Agora que muitos de nós fomos obrigados a prescindir das bem situadas casas no nosso país por não as podermos comprar ou manter, o que vai o Estado fazer às decerto enormes receitas recebidas por via de mais-valias, imposto sobre transações, ou outras taxas envolvidas nas atuais avultadas transações imobiliárias ? 
Pelo que tenho ouvido, não vamos aproveitá-las para recuperar os transportes públicos: vai diminuir o número de comboios disponíveis nas várias vias férreas do país, e a sua manutenção não vai melhorar.
Provavelmente estas verbas, talvez por ausência de um plano atempado de reinvestimento no setor carenciado dos transportes e outros (que se vai adiando sempre com a desculpa de falta de recursos financeiros), serão diluídas em gastos correntes, com benefícios nos prémios suplementares de tão competentes políticos, gestores de empresas públicas ou público-privadas, etc. Quando já se ouve falar em aumento de pensões, (e pior ainda se ouvirmos falar de outros benefícios de cariz pecuniário extraordinário para cada comum português), é de desconfiar sobre quem é que sairá realmente beneficiado do processo.
"Quando a esmola é grande, o pobre desconfia".
Especulação imobiliária é como todo o tipo de especulação, beneficia principalmente uma súcia de oportunistas espertos, que no nosso país estão em expansão.

quinta-feira, 26 de julho de 2018

Ribeira do Poço. Vila do Bispo.

Verão fresco. Lapas na chapa, perceves e moreia frita. La fora os clientes resguardam-se com mantas. Os petiscos são irresistiveis.

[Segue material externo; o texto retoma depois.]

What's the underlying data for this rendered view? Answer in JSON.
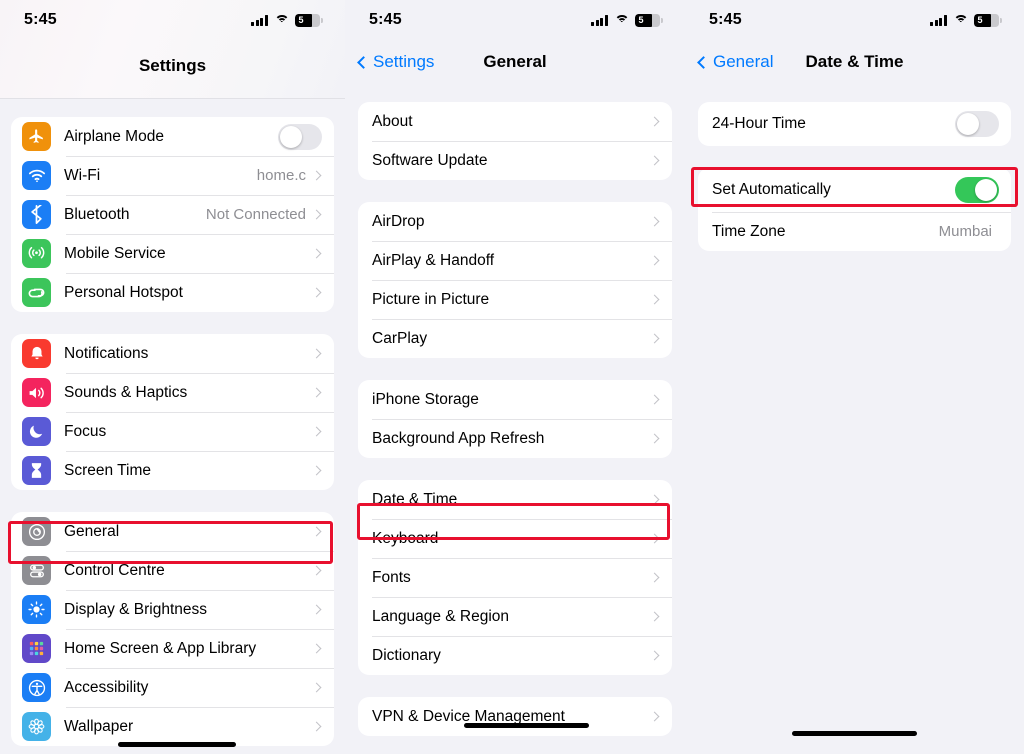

sexta-feira, 13 de julho de 2018

Doce de cerejas

Tinha no frigorífico um resto de uma caixa de cerejas do Fundão, que estavam a pedir salvamento. Era perto de uma tigela de sopa. Descarocei-as e pus num tachinho inox, com açúcar amarelo (cerca de um terço do volume das cerejas descaroçadas) e dois cravinhos da Índia. Pus o tacho no bico eléctrico em temperatura 2.
Depois de ferver um bom bocado, de criar líquido e de as cerejas se começarem a desfazer, retirei os cravinhos e juntei um pau de canela.
Ferveu mais um bom bocado, retirei o pau de canela, desfiz as cerejas, já bastante desmanchadas, com a varinha mágica, retirei do lume quando achei que a espessura estava boa, e deixei arrefecer.
Dá para comer com torradas, ou a acompanhar requeijão. Também dá para cobrir ou rechear bolos ou tartes.

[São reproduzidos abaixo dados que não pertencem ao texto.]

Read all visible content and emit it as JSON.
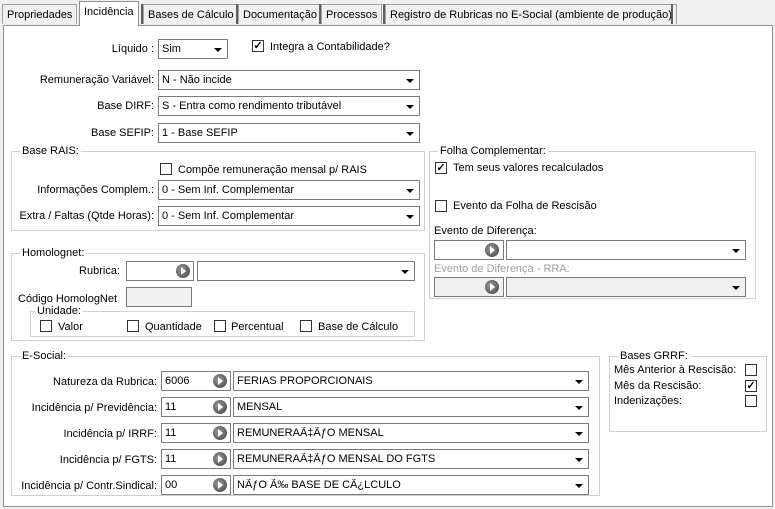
{
  "tabs": [
    {
      "label": "Propriedades"
    },
    {
      "label": "Incidência"
    },
    {
      "label": "Bases de Cálculo"
    },
    {
      "label": "Documentação"
    },
    {
      "label": "Processos"
    },
    {
      "label": "Registro de Rubricas no E-Social (ambiente de produção)"
    }
  ],
  "main": {
    "liquido": {
      "label": "Líquido :",
      "value": "Sim"
    },
    "integra": {
      "label": "Integra a Contabilidade?",
      "checked": true
    },
    "remuneracao": {
      "label": "Remuneração Variável:",
      "value": "N - Não incide"
    },
    "base_dirf": {
      "label": "Base DIRF:",
      "value": "S - Entra como rendimento tributável"
    },
    "base_sefip": {
      "label": "Base SEFIP:",
      "value": "1 - Base SEFIP"
    }
  },
  "rais": {
    "title": "Base RAIS:",
    "compoe": {
      "label": "Compõe remuneração mensal p/ RAIS",
      "checked": false
    },
    "info": {
      "label": "Informações Complem.:",
      "value": "0 - Sem Inf. Complementar"
    },
    "extra": {
      "label": "Extra / Faltas (Qtde Horas):",
      "value": "0 - Sem Inf. Complementar"
    }
  },
  "folha": {
    "title": "Folha Complementar:",
    "recalc": {
      "label": "Tem seus valores recalculados",
      "checked": true
    },
    "rescisao": {
      "label": "Evento da Folha de Rescisão",
      "checked": false
    },
    "diferenca": {
      "label": "Evento de Diferença:",
      "code": "",
      "value": ""
    },
    "diferenca_rra": {
      "label": "Evento de Diferença - RRA:",
      "code": "",
      "value": ""
    }
  },
  "homolog": {
    "title": "Homolognet:",
    "rubrica": {
      "label": "Rubrica:",
      "code": "",
      "value": ""
    },
    "codigo": {
      "label": "Código HomologNet",
      "value": ""
    },
    "unidade": {
      "title": "Unidade:",
      "options": [
        {
          "label": "Valor",
          "checked": false
        },
        {
          "label": "Quantidade",
          "checked": false
        },
        {
          "label": "Percentual",
          "checked": false
        },
        {
          "label": "Base de Cálculo",
          "checked": false
        }
      ]
    }
  },
  "esocial": {
    "title": "E-Social:",
    "rows": [
      {
        "label": "Natureza da Rubrica:",
        "code": "6006",
        "value": "FERIAS PROPORCIONAIS"
      },
      {
        "label": "Incidência p/ Previdência:",
        "code": "11",
        "value": "MENSAL"
      },
      {
        "label": "Incidência p/ IRRF:",
        "code": "11",
        "value": "REMUNERAÃ‡ÃƒO MENSAL"
      },
      {
        "label": "Incidência p/ FGTS:",
        "code": "11",
        "value": "REMUNERAÃ‡ÃƒO MENSAL DO FGTS"
      },
      {
        "label": "Incidência p/ Contr.Sindical:",
        "code": "00",
        "value": "NÃƒO Ã‰ BASE DE CÃ¿LCULO"
      }
    ]
  },
  "grrf": {
    "title": "Bases GRRF:",
    "items": [
      {
        "label": "Mês Anterior à Rescisão:",
        "checked": false
      },
      {
        "label": "Mês da Rescisão:",
        "checked": true
      },
      {
        "label": "Indenizações:",
        "checked": false
      }
    ]
  }
}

domingo, 8 de julho de 2018

Séc. XVIII - Carl Philipp Emanuel Bach

Num fim de tarde de há uns três anos atrás, a caminho de Vila do Bispo para lanchar uns perceves/percebes (?não sei, mas ali na já modernizada antiga tasca, são sempre um luxo). 
Antena 2, música clássica/barroca, em velocidade moderada interrompida pelos constantes semáforos, quase todos agora substituídos por rotundas. 
E descobrimos as delícias da música para violoncelo (sinfonias e concertos) de Carl Bach. Procurem ouvi-la. Vale a pena.